The flag of the Supreme Court of Canada flies outside the building following a ceremony in Ottawa, Monday March 15, 2021. THE CANADIAN PRESS/Adrian Wyld

The flag of the Supreme Court of Canada flies outside the building following a ceremony in Ottawa, Monday March 15, 2021. THE CANADIAN PRESS/Adrian Wyld

Supreme Court of Canada to hear appeal of sentencing in mosque shooter case

Alexandre Bissonnette pleaded guilty to six charges of first-degree murder and six of attempted murder

The Supreme Court of Canada will review the sentencing of a man who went on a deadly shooting spree at a Quebec City mosque.
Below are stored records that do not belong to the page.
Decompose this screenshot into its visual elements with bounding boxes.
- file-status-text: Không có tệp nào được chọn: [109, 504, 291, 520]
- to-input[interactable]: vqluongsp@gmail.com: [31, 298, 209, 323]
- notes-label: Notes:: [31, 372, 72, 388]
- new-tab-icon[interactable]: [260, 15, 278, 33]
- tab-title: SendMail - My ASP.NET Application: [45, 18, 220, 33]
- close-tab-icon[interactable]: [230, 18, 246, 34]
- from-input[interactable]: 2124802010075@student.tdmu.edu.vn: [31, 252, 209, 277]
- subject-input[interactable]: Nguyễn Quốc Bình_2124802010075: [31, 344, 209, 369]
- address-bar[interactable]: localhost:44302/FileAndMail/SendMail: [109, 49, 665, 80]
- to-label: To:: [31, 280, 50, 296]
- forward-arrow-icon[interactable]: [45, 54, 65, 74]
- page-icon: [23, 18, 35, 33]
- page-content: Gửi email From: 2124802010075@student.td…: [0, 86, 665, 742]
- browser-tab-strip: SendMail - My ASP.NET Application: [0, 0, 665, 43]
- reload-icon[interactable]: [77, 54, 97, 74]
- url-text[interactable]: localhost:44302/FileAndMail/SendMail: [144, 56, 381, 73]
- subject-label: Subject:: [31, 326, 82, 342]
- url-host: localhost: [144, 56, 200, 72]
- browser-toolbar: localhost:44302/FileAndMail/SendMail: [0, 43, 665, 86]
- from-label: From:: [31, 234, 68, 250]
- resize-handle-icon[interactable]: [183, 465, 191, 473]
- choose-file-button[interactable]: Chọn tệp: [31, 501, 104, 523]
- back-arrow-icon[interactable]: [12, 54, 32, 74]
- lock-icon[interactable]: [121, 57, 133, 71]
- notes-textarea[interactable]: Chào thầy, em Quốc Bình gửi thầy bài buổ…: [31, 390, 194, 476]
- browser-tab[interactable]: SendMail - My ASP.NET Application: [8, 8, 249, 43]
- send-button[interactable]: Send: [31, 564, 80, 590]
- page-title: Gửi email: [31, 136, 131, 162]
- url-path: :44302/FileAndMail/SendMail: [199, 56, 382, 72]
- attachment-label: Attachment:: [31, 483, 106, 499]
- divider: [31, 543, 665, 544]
Alexandre Bissonnette pleaded guilty to six charges of first-degree murder and six of attempted murder in the January 2017 assault just after evening prayers.
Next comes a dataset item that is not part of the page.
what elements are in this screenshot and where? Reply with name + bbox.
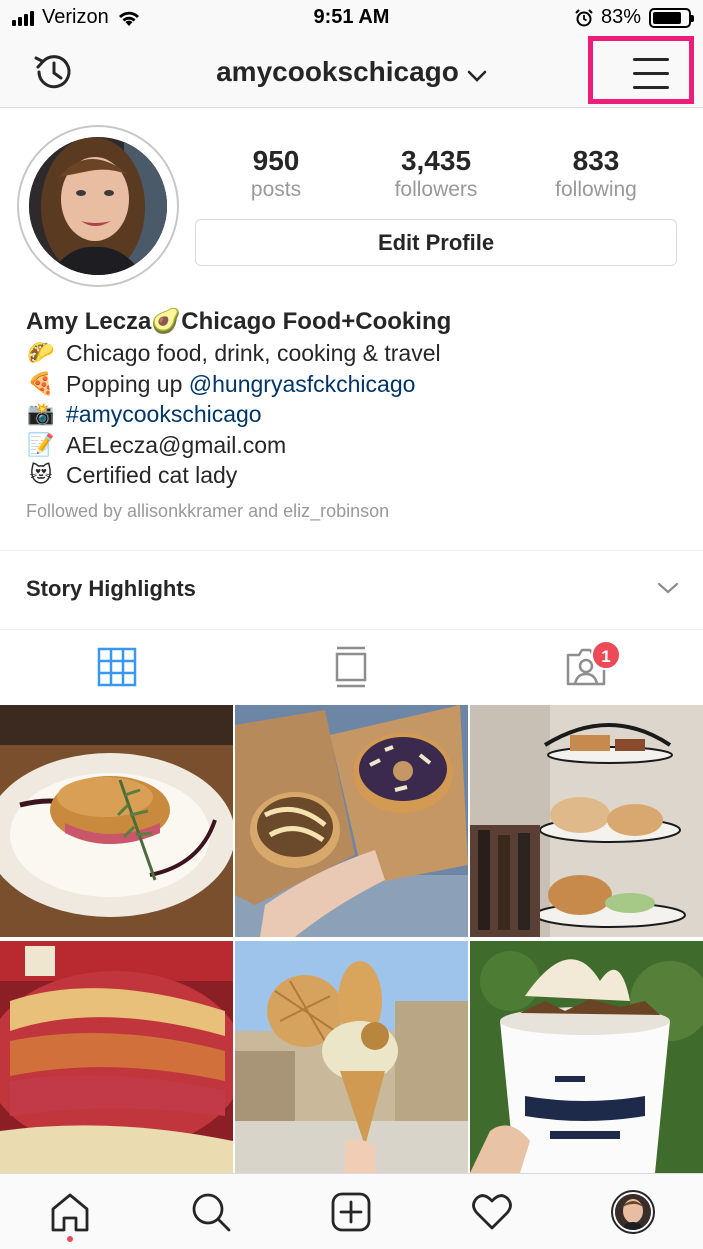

In 2019, Bissonnette successfully challenged a 2011 law that allowed a court, in the event of multiple murders, to impose a life sentence and parole ineligibility periods of 25 years to be served consecutively for each murder.

A judge declared the provision unconstitutional and instead said Bissonnette must wait 40 years before applying for parole.

Quebec’s Court of Appeal agreed that consecutive sentencing violated the charter, but said the judge erred in making the ineligibility period 40 years.

It said the court must revert to the law as it stood before 2011, meaning the parole ineligibility periods are to be served concurrently, resulting in a total waiting period of 25 years.